The (byte)code size of objects like classes, functions, methods, modules, etc. can be included by setting option code=True.

And if you need other view on live data, Pympler’s

module muppy is used for on-line monitoring of a Python application and module Class Tracker provides off-line analysis of the lifetime of selected Python objects.

回答 3


from pylab import *
from sys import getsizeof
A = rand(10)
B = rand(10000)


In [64]: getsizeof(A)
Out[64]: 40

In [65]: getsizeof(B)
Out[65]: 40


In [66]: A.nbytes
Out[66]: 80

In [67]: B.nbytes
Out[67]: 80000

For numpy arrays, getsizeof doesn’t work – for me it always returns 40 for some reason:

from pylab import *
from sys import getsizeof
A = rand(10)
B = rand(10000)

Then (in ipython):

In [64]: getsizeof(A)
Out[64]: 40

In [65]: getsizeof(B)
Out[65]: 40

Happily, though:

In [66]: A.nbytes
Out[66]: 80

In [67]: B.nbytes
Out[67]: 80000

回答 4



This can be more complicated than it looks depending on how you want to count things.
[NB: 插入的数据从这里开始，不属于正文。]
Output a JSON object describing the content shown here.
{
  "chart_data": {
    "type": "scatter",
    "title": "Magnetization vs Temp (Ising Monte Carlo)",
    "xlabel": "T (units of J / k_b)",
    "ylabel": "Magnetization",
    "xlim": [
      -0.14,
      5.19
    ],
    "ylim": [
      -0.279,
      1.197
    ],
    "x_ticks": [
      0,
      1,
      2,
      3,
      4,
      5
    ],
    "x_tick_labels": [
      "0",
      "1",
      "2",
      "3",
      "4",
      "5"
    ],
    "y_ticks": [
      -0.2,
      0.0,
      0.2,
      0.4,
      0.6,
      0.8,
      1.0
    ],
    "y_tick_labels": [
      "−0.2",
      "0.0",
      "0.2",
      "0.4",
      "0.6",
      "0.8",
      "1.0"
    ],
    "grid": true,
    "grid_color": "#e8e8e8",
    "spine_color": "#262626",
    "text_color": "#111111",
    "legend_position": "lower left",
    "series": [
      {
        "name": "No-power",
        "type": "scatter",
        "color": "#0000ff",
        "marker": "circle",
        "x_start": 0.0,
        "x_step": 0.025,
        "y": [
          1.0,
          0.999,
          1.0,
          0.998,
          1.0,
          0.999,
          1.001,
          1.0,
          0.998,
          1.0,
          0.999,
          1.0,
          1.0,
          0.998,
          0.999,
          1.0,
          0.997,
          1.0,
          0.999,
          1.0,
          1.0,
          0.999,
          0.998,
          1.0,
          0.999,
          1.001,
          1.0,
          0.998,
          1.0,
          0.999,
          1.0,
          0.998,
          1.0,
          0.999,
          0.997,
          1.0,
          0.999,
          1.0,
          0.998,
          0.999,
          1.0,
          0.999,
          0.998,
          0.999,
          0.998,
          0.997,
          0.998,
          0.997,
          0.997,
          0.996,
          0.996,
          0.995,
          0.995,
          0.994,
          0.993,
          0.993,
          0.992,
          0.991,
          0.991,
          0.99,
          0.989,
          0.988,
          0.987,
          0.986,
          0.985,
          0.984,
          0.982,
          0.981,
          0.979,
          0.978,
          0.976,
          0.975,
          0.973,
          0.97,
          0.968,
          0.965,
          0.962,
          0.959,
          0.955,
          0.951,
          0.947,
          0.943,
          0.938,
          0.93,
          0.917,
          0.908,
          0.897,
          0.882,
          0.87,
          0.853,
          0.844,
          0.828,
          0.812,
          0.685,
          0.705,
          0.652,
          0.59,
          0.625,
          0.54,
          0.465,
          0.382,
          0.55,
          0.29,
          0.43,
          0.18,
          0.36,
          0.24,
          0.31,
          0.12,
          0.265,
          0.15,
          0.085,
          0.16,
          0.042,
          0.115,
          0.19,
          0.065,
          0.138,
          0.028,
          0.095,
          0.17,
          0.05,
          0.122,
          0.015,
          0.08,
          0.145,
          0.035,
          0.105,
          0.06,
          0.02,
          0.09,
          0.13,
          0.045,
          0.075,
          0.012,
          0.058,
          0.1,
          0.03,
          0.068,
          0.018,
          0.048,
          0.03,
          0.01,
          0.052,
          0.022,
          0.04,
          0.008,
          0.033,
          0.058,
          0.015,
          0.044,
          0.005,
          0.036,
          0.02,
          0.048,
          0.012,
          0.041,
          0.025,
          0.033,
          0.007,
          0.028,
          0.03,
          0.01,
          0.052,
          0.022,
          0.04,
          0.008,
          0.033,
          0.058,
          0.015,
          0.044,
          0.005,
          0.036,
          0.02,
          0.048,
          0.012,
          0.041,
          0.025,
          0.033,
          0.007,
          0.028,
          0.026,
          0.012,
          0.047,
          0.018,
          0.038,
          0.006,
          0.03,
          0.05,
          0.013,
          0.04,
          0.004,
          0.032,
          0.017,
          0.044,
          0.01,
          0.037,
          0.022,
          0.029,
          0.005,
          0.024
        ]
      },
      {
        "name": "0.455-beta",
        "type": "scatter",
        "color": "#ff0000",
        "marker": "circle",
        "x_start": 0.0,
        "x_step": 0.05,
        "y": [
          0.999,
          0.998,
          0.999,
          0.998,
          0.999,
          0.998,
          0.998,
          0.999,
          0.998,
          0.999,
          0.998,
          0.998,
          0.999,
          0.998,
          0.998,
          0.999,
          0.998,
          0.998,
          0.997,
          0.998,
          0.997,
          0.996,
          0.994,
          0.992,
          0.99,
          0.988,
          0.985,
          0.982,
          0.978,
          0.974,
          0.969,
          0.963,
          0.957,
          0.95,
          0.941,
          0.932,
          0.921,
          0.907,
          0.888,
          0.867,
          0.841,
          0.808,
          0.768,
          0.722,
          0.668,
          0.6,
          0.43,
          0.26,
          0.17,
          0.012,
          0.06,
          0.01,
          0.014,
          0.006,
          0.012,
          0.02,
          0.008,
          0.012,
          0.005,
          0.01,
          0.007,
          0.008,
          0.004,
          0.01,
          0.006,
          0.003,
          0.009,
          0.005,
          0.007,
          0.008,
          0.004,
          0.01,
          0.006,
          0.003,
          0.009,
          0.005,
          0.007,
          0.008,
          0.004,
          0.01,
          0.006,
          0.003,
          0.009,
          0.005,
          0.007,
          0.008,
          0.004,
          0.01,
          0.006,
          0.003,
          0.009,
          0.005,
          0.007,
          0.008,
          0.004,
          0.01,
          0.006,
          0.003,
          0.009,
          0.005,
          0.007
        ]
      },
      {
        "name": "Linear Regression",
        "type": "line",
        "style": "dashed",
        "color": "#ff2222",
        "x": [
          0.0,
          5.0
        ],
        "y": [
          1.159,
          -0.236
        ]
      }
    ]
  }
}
For instance, if you have a list of ints, do you want the size of the list containing the references to the ints? (ie. list only, not what is contained in it), or do you want to include the actual data pointed to, in which case you need to deal with duplicate references, and how to prevent double-counting when two objects contain references to the same object.

You may want to take a look at one of the python memory profilers, such as pysizer to see if they meet your needs.

回答 5

Raymond Hettinger 在此宣布sys.getsizeof,Python 3.8(2019年第一季度)将更改的某些结果:


tuple ()  48 -> 40       
list  []  64 ->56
set()    224 -> 216
dict  {} 240 -> 232

这是在问题33597Inada Naoki(methane围绕Compact PyGC_Head和PR 7043开展的工作之后



  • gc_refcnt 收集时用于尝试删除。
  • gc_prev 用于跟踪和取消跟踪。


参见commit d5c875b


Python 3.8 (Q1 2019) will change some of the results of sys.getsizeof, as announced here by Raymond Hettinger:

Python containers are 8 bytes smaller on 64-bit builds.

tuple ()  48 -> 40       
list  []  64 ->56
set()    224 -> 216
dict  {} 240 -> 232

This comes after issue 33597 and Inada Naoki (methane)‘s work around Compact PyGC_Head, and PR 7043

This idea reduces PyGC_Head size to two words.
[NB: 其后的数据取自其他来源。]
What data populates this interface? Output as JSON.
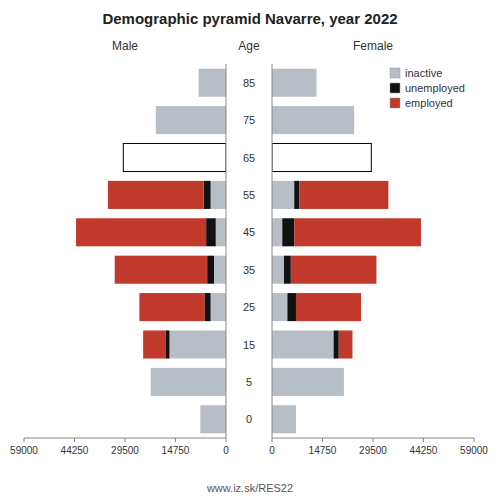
{
  "chart_data": [
    {
      "type": "bar",
      "orientation": "horizontal",
      "stacked": true,
      "title": "Demographic pyramid Navarre, year 2022",
      "subtitle": "Male",
      "categories": [
        "0",
        "5",
        "15",
        "25",
        "35",
        "45",
        "55",
        "65",
        "75",
        "85"
      ],
      "series": [
        {
          "name": "inactive",
          "color": "#b8bec5",
          "colors": [
            "#b8bec5",
            "#b8bec5",
            "#b8bec5",
            "#b8bec5",
            "#b8bec5",
            "#b8bec5",
            "#b8bec5",
            "#ffffff",
            "#b8bec5",
            "#b8bec5"
          ],
          "values": [
            7500,
            22000,
            16500,
            4500,
            3500,
            3000,
            4500,
            30000,
            20500,
            8000
          ]
        },
        {
          "name": "unemployed",
          "color": "#111111",
          "values": [
            0,
            0,
            1200,
            1800,
            2000,
            2800,
            2000,
            0,
            0,
            0
          ]
        },
        {
          "name": "employed",
          "color": "#c0392b",
          "values": [
            0,
            0,
            6500,
            19000,
            27000,
            38000,
            28000,
            0,
            0,
            0
          ]
        }
      ],
      "xlim": [
        59000,
        0
      ],
      "xticks": [
        59000,
        44250,
        29500,
        14750,
        0
      ],
      "grid": false,
      "tick_labels": "x"
    },
    {
      "type": "bar",
      "orientation": "horizontal",
      "stacked": true,
      "subtitle": "Female",
      "ylabel": "Age",
      "categories": [
        "0",
        "5",
        "15",
        "25",
        "35",
        "45",
        "55",
        "65",
        "75",
        "85"
      ],
      "series": [
        {
          "name": "inactive",
          "color": "#b8bec5",
          "colors": [
            "#b8bec5",
            "#b8bec5",
            "#b8bec5",
            "#b8bec5",
            "#b8bec5",
            "#b8bec5",
            "#b8bec5",
            "#ffffff",
            "#b8bec5",
            "#b8bec5"
          ],
          "values": [
            7000,
            21000,
            18000,
            4500,
            3500,
            3000,
            6500,
            29000,
            24000,
            13000
          ]
        },
        {
          "name": "unemployed",
          "color": "#111111",
          "values": [
            0,
            0,
            1500,
            2500,
            2000,
            3500,
            1500,
            0,
            0,
            0
          ]
        },
        {
          "name": "employed",
          "color": "#c0392b",
          "values": [
            0,
            0,
            4000,
            19000,
            25000,
            37000,
            26000,
            0,
            0,
            0
          ]
        }
      ],
      "xlim": [
        0,
        59000
      ],
      "xticks": [
        0,
        14750,
        29500,
        44250,
        59000
      ],
      "grid": false,
      "legend": "upper right",
      "annotations": [
        "www.iz.sk/RES22"
      ]
    }
  ]
}
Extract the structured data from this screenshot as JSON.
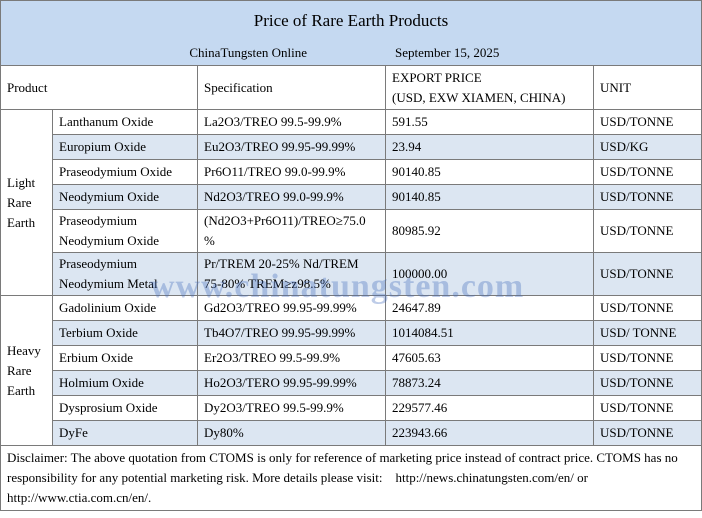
{
  "header": {
    "title": "Price of Rare Earth Products",
    "source": "ChinaTungsten Online",
    "date": "September 15, 2025"
  },
  "table": {
    "columns": {
      "product": "Product",
      "specification": "Specification",
      "price": [
        "EXPORT PRICE",
        "(USD, EXW XIAMEN, CHINA)"
      ],
      "unit": "UNIT"
    },
    "groups": [
      {
        "name": "Light Rare Earth",
        "rows": [
          [
            "Lanthanum Oxide",
            "La2O3/TREO 99.5-99.9%",
            "591.55",
            "USD/TONNE"
          ],
          [
            "Europium Oxide",
            "Eu2O3/TREO 99.95-99.99%",
            "23.94",
            "USD/KG"
          ],
          [
            "Praseodymium Oxide",
            "Pr6O11/TREO 99.0-99.9%",
            "90140.85",
            "USD/TONNE"
          ],
          [
            "Neodymium Oxide",
            "Nd2O3/TREO 99.0-99.9%",
            "90140.85",
            "USD/TONNE"
          ],
          [
            "Praseodymium Neodymium Oxide",
            "(Nd2O3+Pr6O11)/TREO≥75.0 %",
            "80985.92",
            "USD/TONNE"
          ],
          [
            "Praseodymium Neodymium Metal",
            "Pr/TREM 20-25% Nd/TREM 75-80% TREM≥z98.5%",
            "100000.00",
            "USD/TONNE"
          ]
        ]
      },
      {
        "name": "Heavy Rare Earth",
        "rows": [
          [
            "Gadolinium Oxide",
            "Gd2O3/TREO 99.95-99.99%",
            "24647.89",
            "USD/TONNE"
          ],
          [
            "Terbium Oxide",
            "Tb4O7/TREO 99.95-99.99%",
            "1014084.51",
            "USD/ TONNE"
          ],
          [
            "Erbium Oxide",
            "Er2O3/TREO 99.5-99.9%",
            "47605.63",
            "USD/TONNE"
          ],
          [
            "Holmium Oxide",
            "Ho2O3/TERO 99.95-99.99%",
            "78873.24",
            "USD/TONNE"
          ],
          [
            "Dysprosium Oxide",
            "Dy2O3/TREO 99.5-99.9%",
            "229577.46",
            "USD/TONNE"
          ],
          [
            "DyFe",
            "Dy80%",
            "223943.66",
            "USD/TONNE"
          ]
        ]
      }
    ]
  },
  "disclaimer": "Disclaimer: The above quotation from CTOMS is only for reference of marketing price instead of contract price. CTOMS has no responsibility for any potential marketing risk. More details please visit:    http://news.chinatungsten.com/en/ or http://www.ctia.com.cn/en/.",
  "watermark": "www.chinatungsten.com"
}
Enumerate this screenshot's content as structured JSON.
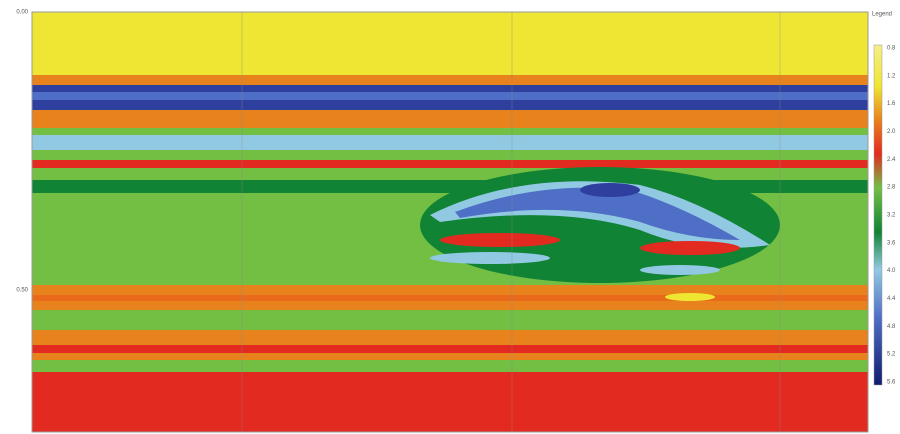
{
  "legend": {
    "title": "Legend",
    "ticks": [
      "0.8",
      "1.2",
      "1.6",
      "2.0",
      "2.4",
      "2.8",
      "3.2",
      "3.6",
      "4.0",
      "4.4",
      "4.8",
      "5.2",
      "5.6"
    ]
  },
  "axis": {
    "labels": [
      "0.00",
      "0.50"
    ]
  }
}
Currently, PyGC_Head takes three words; gc_prev, gc_next, and gc_refcnt.

  • gc_refcnt is used when collecting, for trial deletion.
  • gc_prev is used for tracking and untracking.

So if we can avoid tracking/untracking while trial deletion, gc_prev and gc_refcnt can share same memory space.

See commit d5c875b:

Removed one Py_ssize_t member from PyGC_Head.
All GC tracked objects (e.g. tuple, list, dict) size is reduced 4 or 8 bytes.

回答 6

我本人多次遇到此问题,然后写了一个小函数(受@ aaron-hall的启发)和测试,实现了sys.getsizeof的期望:




    import sys

    def get_size(obj, seen=None):
        """Recursively finds size of objects"""
        size = sys.getsizeof(obj)
        if seen is None:
            seen = set()
        obj_id = id(obj)
        if obj_id in seen:
            return 0
        # Important mark as seen *before* entering recursion to gracefully handle
        # self-referential objects
        if isinstance(obj, dict):
            size += sum([get_size(v, seen) for v in obj.values()])
            size += sum([get_size(k, seen) for k in obj.keys()])
        elif hasattr(obj, '__dict__'):
            size += get_size(obj.__dict__, seen)
        elif hasattr(obj, '__iter__') and not isinstance(obj, (str, bytes, bytearray)):
            size += sum([get_size(i, seen) for i in obj])
        return size

Having run into this problem many times myself, I wrote up a small function (inspired by @aaron-hall’s answer) & tests that does what I would have expected sys.getsizeof to do:


If you’re interested in the backstory, here it is

EDIT: Attaching the code below for easy reference. To see the most up-to-date code, please check the github link.

    import sys

    def get_size(obj, seen=None):
        """Recursively finds size of objects"""
        size = sys.getsizeof(obj)
        if seen is None:
            seen = set()
        obj_id = id(obj)
        if obj_id in seen:
            return 0
        # Important mark as seen *before* entering recursion to gracefully handle
        # self-referential objects
        if isinstance(obj, dict):
            size += sum([get_size(v, seen) for v in obj.values()])
            size += sum([get_size(k, seen) for k in obj.keys()])
        elif hasattr(obj, '__dict__'):
            size += get_size(obj.__dict__, seen)
        elif hasattr(obj, '__iter__') and not isinstance(obj, (str, bytes, bytearray)):
            size += sum([get_size(i, seen) for i in obj])
        return size

回答 7


for i in dir():
    print (i, sys.getsizeof(eval(i)) )

Here is a quick script I wrote based on the previous answers to list sizes of all variables

for i in dir():
    print (i, sys.getsizeof(eval(i)) )

回答 8


import pickle

## let o be the object, whose size you want to measure
size_estimate = len(pickle.dumps(o))


You can serialize the object to derive a measure that is closely related to the size of the object:

import pickle

## let o be the object, whose size you want to measure
size_estimate = len(pickle.dumps(o))

If you want to measure objects that cannot be pickled (e.g. because of lambda expressions) cloudpickle can be a solution.

回答 9


但是,如果您要计算嵌套在列表,字典,集合,元组中的子对象(通常这就是您要查找的内容),请使用递归的deep sizeof()函数,如下所示:

import sys
def sizeof(obj):
    size = sys.getsizeof(obj)
    if isinstance(obj, dict): return size + sum(map(sizeof, obj.keys())) + sum(map(sizeof, obj.values()))
    if isinstance(obj, (list, tuple, set, frozenset)): return size + sum(map(sizeof, obj))
    return size



Use sys.getsizeof() if you DON’T want to include sizes of linked (nested) objects.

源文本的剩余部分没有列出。